German teachers striking for more pay – and more fairness

Teachers across Germany are staging strikes to push for a 6 percent pay rise and more fairness in what is in effect a two-class system.

Public workers in Germany are classified either as employees or civil servants. If they are the former, they have the right to strike. The latter can’t strike but enjoy benefits that give them significantly higher net income. They get cheaper healthcare and don’t have to pay into the state pension system.

Police officers, prosecutors, financial authorities and ministries tend to have a high proportion of civil servants among their staff. Many teachers are also civil servants, but the proportion varies widely from state to state. In Berlin, for example, virtually all newly recruited teachers have employee, rather than civil servant, status.

Of Germany’s 800,000 teachers, some 600,000 are civil servants and 200,000 are employees.

In North Rhine-Westphalia, Germany’s most populous state, a young teacher who is married with a child and has employee status takes home a net annual salary of just €25,000 ($28,400). That’s a third less than a colleague categorized as a civil servant.
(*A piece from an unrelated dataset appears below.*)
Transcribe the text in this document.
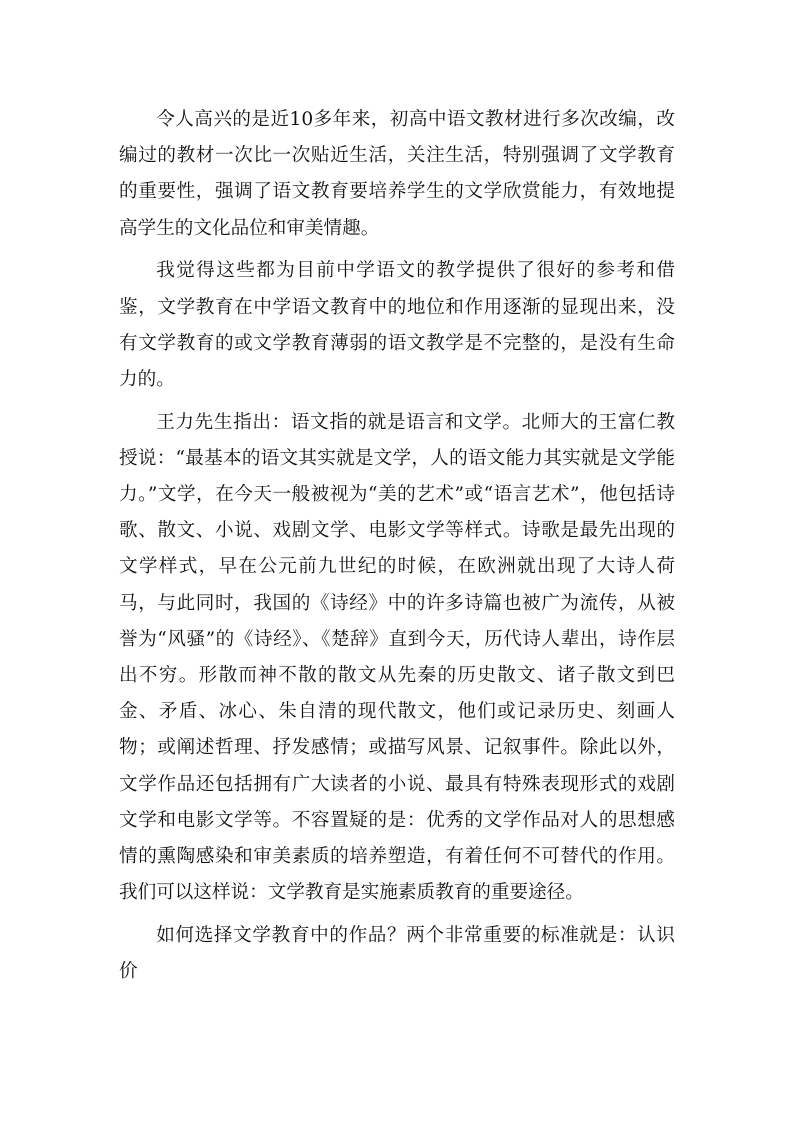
令人高兴的是近10多年来，初高中语文教材进行多次改编，改编过的教材一次比一次贴近生活，关注生活，特别强调了文学教育的重要性，强调了语文教育要培养学生的文学欣赏能力，有效地提高学生的文化品位和审美情趣。

我觉得这些都为目前中学语文的教学提供了很好的参考和借鉴，文学教育在中学语文教育中的地位和作用逐渐的显现出来，没有文学教育的或文学教育薄弱的语文教学是不完整的，是没有生命力的。

王力先生指出：语文指的就是语言和文学。北师大的王富仁教授说：“最基本的语文其实就是文学，人的语文能力其实就是文学能力。”文学，在今天一般被视为“美的艺术”或“语言艺术”，他包括诗歌、散文、小说、戏剧文学、电影文学等样式。诗歌是最先出现的文学样式，早在公元前九世纪的时候，在欧洲就出现了大诗人荷马，与此同时，我国的《诗经》中的许多诗篇也被广为流传，从被誉为“风骚”的《诗经》、《楚辞》直到今天，历代诗人辈出，诗作层出不穷。形散而神不散的散文从先秦的历史散文、诸子散文到巴金、矛盾、冰心、朱自清的现代散文，他们或记录历史、刻画人物；或阐述哲理、抒发感情；或描写风景、记叙事件。除此以外，文学作品还包括拥有广大读者的小说、最具有特殊表现形式的戏剧文学和电影文学等。不容置疑的是：优秀的文学作品对人的思想感情的熏陶感染和审美素质的培养塑造，有着任何不可替代的作用。我们可以这样说：文学教育是实施素质教育的重要途径。

如何选择文学教育中的作品？两个非常重要的标准就是：认识价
States to federal government: Butt out

As so often in Germany, regional variations make the system complicated. Education is the domain of the 16 individual states and they jealously guard it from federal government interference. As a result, rules and education standards vary widely from state to state.

Past pay rounds have made some changes to narrow the gap but haven’t gone far enough, said Education and Science Workers’ Union GEW which wants new hires to be put in the same pay grades as their civil service colleagues. That would benefit primary school teachers in particular, as well as high-school teachers who haven’t risen through the ranks but switched over from other jobs.

The aim is to make teaching more attractive. “We need to upgrade the profession of teacher if we want to get more new recruits,” said GEW leader Marlis Tepe.

The eastern state of Saxony has started transitioning teachers to civil servant status to attract more people into the profession.

The chief government negotiator, Berlin state finance minister Matthias Kollatz, has pointed out that such measures cost money and have to be factored in to the pay negotiations. The decisive round of talks is due to start on February 28 in Potsdam.

It’s unlikely that teachers will get everything they want this time after securing improved terms in the pay round in 2017. Employee-status primary school teachers in a number of states are already starting to get more money, not least because they’ve got to train almost as long as high-school teachers.